Number of Partitions of Spark Dataframe

2019-03-29 12:02发布

问题:

Can anyone explain about the number of partitions that will be created for a Spark Dataframe.

I know that for a RDD, while creating it we can mention the number of partitions like below.

val RDD1 = sc.textFile("path" , 6)

But for Spark dataframe while creating looks like we do not have option to specify number of partitions like for RDD.

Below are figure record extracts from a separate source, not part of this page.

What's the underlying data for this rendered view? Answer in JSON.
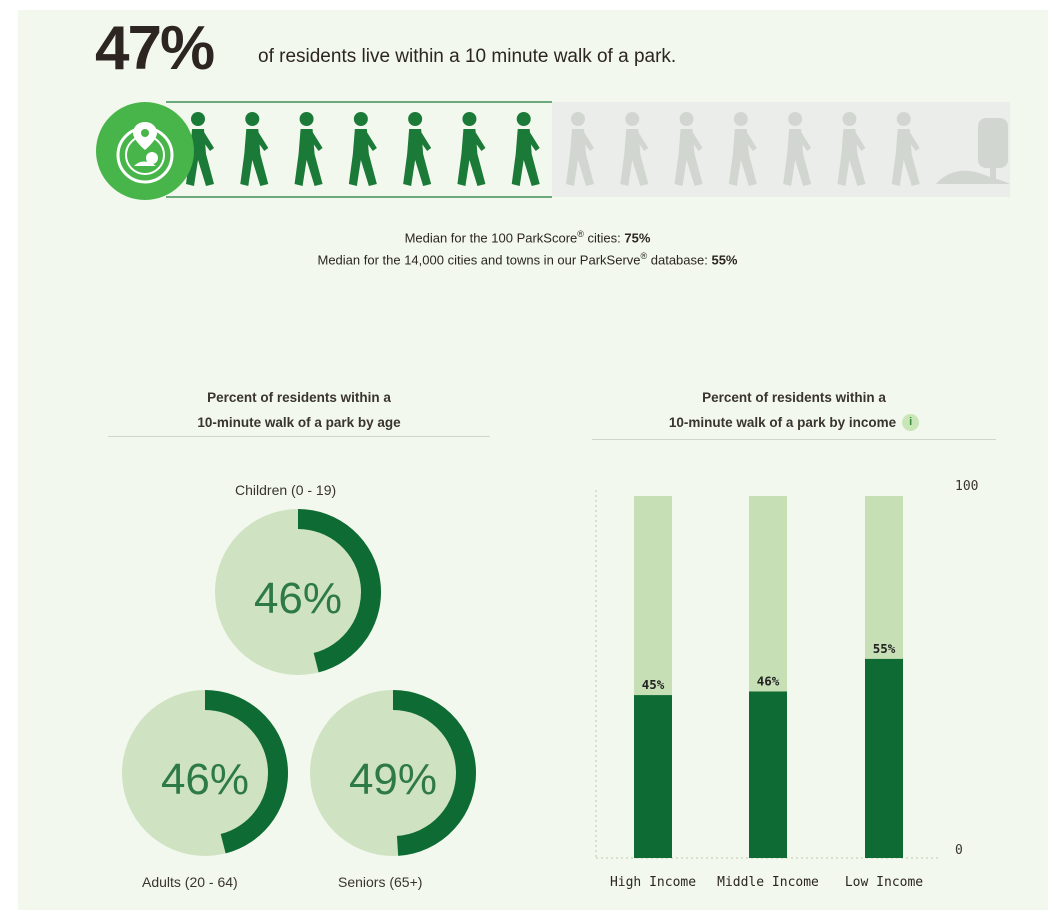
{
  "headline": {
    "percent": "47%",
    "text": "of residents live within a 10 minute walk of a park."
  },
  "medians": {
    "line1_prefix": "Median for the 100 ParkScore",
    "line1_reg": "®",
    "line1_suffix": " cities: ",
    "line1_value": "75%",
    "line2_prefix": "Median for the 14,000 cities and towns in our ParkServe",
    "line2_reg": "®",
    "line2_suffix": " database: ",
    "line2_value": "55%"
  },
  "age_section": {
    "title_line1": "Percent of residents within a",
    "title_line2": "10-minute walk of a park by age"
  },
  "income_section": {
    "title_line1": "Percent of residents within a",
    "title_line2": "10-minute walk of a park by income",
    "info_icon": "i"
  },
  "colors": {
    "dark_green": "#0d6b33",
    "light_green": "#c6dfb5",
    "donut_fill": "#cfe2c1",
    "walker_green": "#1c7a38",
    "walker_gray": "#d2d6d0",
    "icon_green": "#47b54a"
  },
  "chart_data": [
    {
      "type": "pie",
      "title": "Percent of residents within a 10-minute walk of a park by age",
      "series": [
        {
          "name": "Children (0 - 19)",
          "value": 46,
          "label": "46%"
        },
        {
          "name": "Adults (20 - 64)",
          "value": 46,
          "label": "46%"
        },
        {
          "name": "Seniors (65+)",
          "value": 49,
          "label": "49%"
        }
      ]
    },
    {
      "type": "bar",
      "title": "Percent of residents within a 10-minute walk of a park by income",
      "categories": [
        "High Income",
        "Middle Income",
        "Low Income"
      ],
      "values": [
        45,
        46,
        55
      ],
      "data_labels": [
        "45%",
        "46%",
        "55%"
      ],
      "ylim": [
        0,
        100
      ],
      "y_ticks": [
        "0",
        "100"
      ],
      "stacked_background_max": 100
    }
  ]
}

Only possibility i think is, after creating dataframe we can use repartition API.

df.repartition(4)

So can anyone please let me know if we can specify the number of partitions while creating a dataframe.

回答1:

You cannot, or at least not in a general case but it is not that different compared to RDD. For example textFile example code you've provides sets only a limit on the minimum number of partitions.

In general:

Datasets generated locally using methods like range or toDF on local collection will use spark.default.parallelism.
Datasets created from RDD inherit number of partitions from its parent.
Datsets created using data source API:
- In Spark 1.x typically depends on the Hadoop configuration (min / max split size).
- In Spark 2.x there is a Spark SQL specific configuration in use.
Some data sources may provide additional options which give more control over partitioning. For example JDBC source allows you to set partitioning column, values range and desired number of partitions.